Resulta demasiado común que las parejas, habitualmente, con el devenir de los años vean como la pasión va viniendo a menos. Uno de los principales motivos, sin duda, es la rutina que va carcomiendo, poco a poco, la relación en general pero, sobre todo, la parte sexual. Al final, el sexo con una persona con la que llevamos años conviviendo se convierte en realizar las mismas prácticas una y otra vez sin ninguna variedad que ayude a desmontar la monotonía. Para huir de ella, nada mejor que un masaje sensual.
No existe una mejor manera de reavivar la llama de la pasión sexual que olvidarse de todo, relajarse y perderse en el mundo de las caricias, los abrazos y la pasión a través de ellos. Un buen gel lubrificante al agua puede ayudar a hacer del momento algo realmente extraordinario.
Los más atrevidos, tras haber dedicado al masaje sensual el tiempo adecuado pueden completar la sesión sexual utilizando alguno de los muchos juguetes sexuales que el mercado pone a nuestra disposición y que son una muy buena idea si de tratar de salir de la rutina se trata. Tras el calentamiento adecuado, largo y sin ninguna prisa del masaje sexual, comenzar a utilizar, por ejemplo un vibrador puede llegar a subir la libido hasta lugares insospechados.

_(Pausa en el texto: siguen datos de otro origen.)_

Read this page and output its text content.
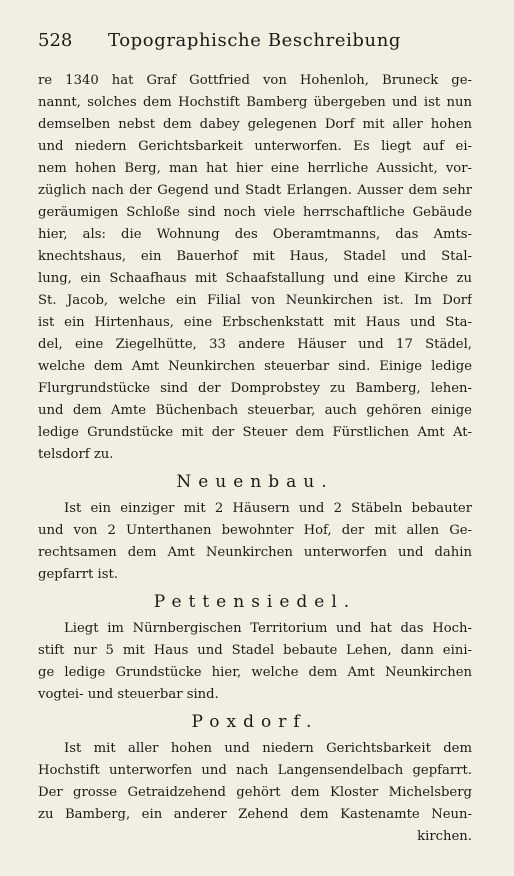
528	Topographische Beschreibung

re 1340 hat Graf Gottfried von Hohenloh, Bruneck ge-

nannt, solches dem Hochstift Bamberg übergeben und ist nun

demselben nebst dem dabey gelegenen Dorf mit aller hohen

und niedern Gerichtsbarkeit unterworfen. Es liegt auf ei-

nem hohen Berg, man hat hier eine herrliche Aussicht, vor-

züglich nach der Gegend und Stadt Erlangen. Ausser dem sehr

geräumigen Schloße sind noch viele herrschaftliche Gebäude

hier, als: die Wohnung des Oberamtmanns, das Amts-

knechtshaus, ein Bauerhof mit Haus, Stadel und Stal-

lung, ein Schaafhaus mit Schaafstallung und eine Kirche zu

St. Jacob, welche ein Filial von Neunkirchen ist. Im Dorf

ist ein Hirtenhaus, eine Erbschenkstatt mit Haus und Sta-

del, eine Ziegelhütte, 33 andere Häuser und 17 Städel,

welche dem Amt Neunkirchen steuerbar sind. Einige ledige

Flurgrundstücke sind der Domprobstey zu Bamberg, lehen-

und dem Amte Büchenbach steuerbar, auch gehören einige

ledige Grundstücke mit der Steuer dem Fürstlichen Amt At-

telsdorf zu.

Neuenbau.

Ist ein einziger mit 2 Häusern und 2 Stäbeln bebauter

und von 2 Unterthanen bewohnter Hof, der mit allen Ge-

rechtsamen dem Amt Neunkirchen unterworfen und dahin

gepfarrt ist.

Pettensiedel.

Liegt im Nürnbergischen Territorium und hat das Hoch-

stift nur 5 mit Haus und Stadel bebaute Lehen, dann eini-

ge ledige Grundstücke hier, welche dem Amt Neunkirchen

vogtei- und steuerbar sind.

Poxdorf.

Ist mit aller hohen und niedern Gerichtsbarkeit dem

Hochstift unterworfen und nach Langensendelbach gepfarrt.

Der grosse Getraidzehend gehört dem Kloster Michelsberg

zu Bamberg, ein anderer Zehend dem Kastenamte Neun-

kirchen.
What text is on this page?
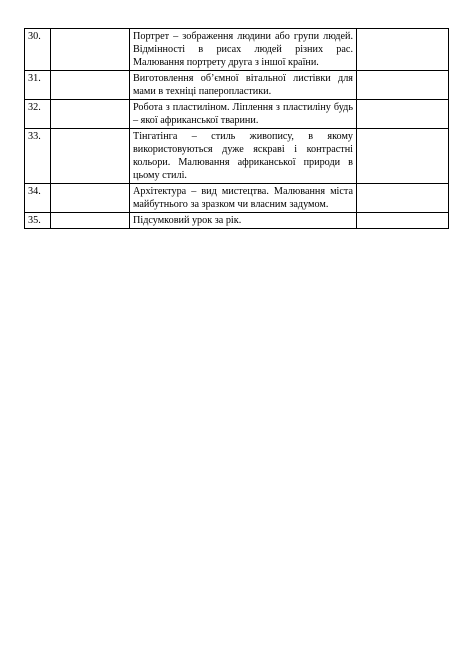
30.		Портрет – зображення людини або групи людей. Відмінності в рисах людей різних рас. Малювання портрету друга з іншої країни.	
31.		Виготовлення об’ємної вітальної листівки для мами в техніці паперопластики.	
32.		Робота з пластиліном. Ліплення з пластиліну будь – якої африканської тварини.	
33.		Тінгатінга – стиль живопису, в якому використовуються дуже яскраві і контрастні кольори. Малювання африканської природи в цьому стилі.	
34.		Архітектура – вид мистецтва. Малювання міста майбутнього за зразком чи власним задумом.	
35.		Підсумковий урок за рік.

Para que todo esté dispuesto para un final completamente feliz, una vez ya tenemos planeada la ruta de viaje, sólo queda pensar en fabricar el contexto adecuado para que todo sea perfecto. Una habitación con poca luz, con un ambiente cálido, incluso perfumada con velas, puede ser el lugar perfecto para poner en marcha nuestro masaje sensual. El resto es imaginación, complicidad con nuestra parecía sexual y, sobre todo, dejarnos llevar lo suficiente como para convertir todo en un viaje por el mundo de los sentidos.